FIX Optics paper typo #13750

qinhanmin2014 · 2019-04-30T08:34:51Z

there's a typo in OPTICS paper, see #13739 (comment), #13739 (comment)
Modify existing test to serve as regression test.
Can someone tell me how can I run tests on i686 with CI? (I hope this will fix the test failures)
Remove test_cluster_hierarchy_ since it easily fails if we change another random_state, and I don't think it's reasonable.

jnothman · 2019-04-30T08:44:10Z

Unless I'm much mistaken, Multibuild uses a i686 docker image to test on that platform. It's hard to squeeze that into our builds here, I think. Easier might be to point scikit-learn-wheels at a branch containing this patch (and #13749, #13751).

qinhanmin2014 · 2019-04-30T08:49:23Z

I prefer to include this patch in the rc, not sure whether it's possible.

adrinjalali · 2019-04-30T08:56:34Z

Any reason you're changing the tests? Are the old ones failing after this change?

adrinjalali · 2019-04-30T08:57:50Z

sklearn/cluster/tests/test_optics.py

-    assert_array_equal(clust.labels_, expected_labels)
-
-
-def test_cluster_hierarchy_():


I actually think this is a test we need to have. We have nothing else testing the hierarchy.

Yes, but this test is not reasonable IMO. Some points in C2 will also satisfy -2<=x<=2 & -2<=y<=2 so I can't understand why the expected clusters should be np.array([[0, 99], [0, 199]]).

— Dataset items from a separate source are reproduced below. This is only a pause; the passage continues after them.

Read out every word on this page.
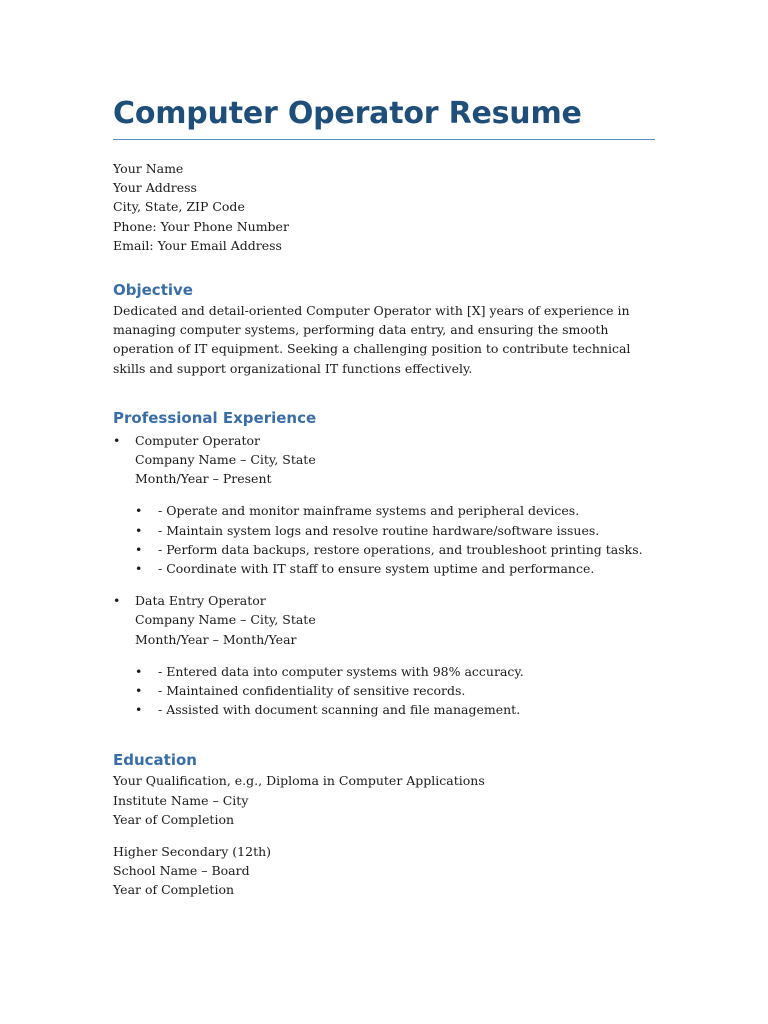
Computer Operator Resume
Your Name
Your Address
City, State, ZIP Code
Phone: Your Phone Number
Email: Your Email Address
Objective
Dedicated and detail-oriented Computer Operator with [X] years of experience in managing computer systems, performing data entry, and ensuring the smooth operation of IT equipment. Seeking a challenging position to contribute technical skills and support organizational IT functions effectively.
Professional Experience
• Computer Operator
Company Name – City, State
Month/Year – Present
• - Operate and monitor mainframe systems and peripheral devices.
• - Maintain system logs and resolve routine hardware/software issues.
• - Perform data backups, restore operations, and troubleshoot printing tasks.
• - Coordinate with IT staff to ensure system uptime and performance.
• Data Entry Operator
Company Name – City, State
Month/Year – Month/Year
• - Entered data into computer systems with 98% accuracy.
• - Maintained confidentiality of sensitive records.
• - Assisted with document scanning and file management.
Education
Your Qualification, e.g., Diploma in Computer Applications
Institute Name – City
Year of Completion
Higher Secondary (12th)
School Name – Board
Year of Completion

Actually the test easily fails if you change a random state when generating the dataset (you don't set a random state in the test so it's difficult to reproduce)

adrinjalali · 2019-04-30T08:59:07Z

I'm a -1 on touching the tests unless there's a good reason to do so. And those changes seem irrelevant to the purpose of this PR anyway.

qinhanmin2014 · 2019-04-30T09:01:35Z

I'm a -1 on touching the tests unless there's a good reason to do so. And those changes seem irrelevant to the purpose of this PR anyway.

I need a regression test. This is why I'm modifying the test.
The original test (test_extract_xi) also passes.

qinhanmin2014 · 2019-04-30T09:05:59Z

I'm also trying to resolve the test failure here, e.g., use max_eps<np.inf when we try to detect outliers, use v_measure_score instead of assert_array_equal when comparing clusters. I want to try my best to make i686 happy.

qinhanmin2014 · 2019-04-30T09:06:53Z

And I don't shuffle the data because tests will sometimes fails if we shuffle the data in certain way, so it seems redundant.

qinhanmin2014 · 2019-04-30T09:14:59Z

@adrinjalali I can revert all the changes in test_extract_xi if you dislike them, but I need to remove test_cluster_hierarchy_ (unless you prove that I'm wrong and are able to make CIs happy). I prefer to hurry this change into RC since it's not trivial IMO.

adrinjalali · 2019-04-30T09:34:28Z

You can make the test "safer", by having a less sparse cluster as the outer one.

    rng = np.random.RandomState(0)
    n_points_per_cluster = 100
    C1 = [0, 0] + 2 * rng.randn(n_points_per_cluster, 2)
    C2 = [0, 0] + 50 * rng.randn(n_points_per_cluster, 2)
    X = np.vstack((C1, C2))
    X = shuffle(X, random_state=0)

    clusters = OPTICS(min_samples=20, xi=.1).fit(X).cluster_hierarchy_
    assert clusters.shape == (2, 2)
    diff = np.sum(clusters - np.array([[0, 99], [0, 199]]))
    assert diff / len(X) < 0.05

And I don't shuffle the data because tests will sometimes fails if we shuffle the data in certain way, so it seems redundant.

Yes, that happens, and it's because the generated data may seem to have a different density than the background distribution used to generate the data, and the test then may fail.

Yes, but this test is not reasonable IMO. Some points in C2 will also satisfy -2<=x<=2 & -2<=y<=2 so I can't understand why the expected clusters should be np.array([[0, 99], [0, 199]]).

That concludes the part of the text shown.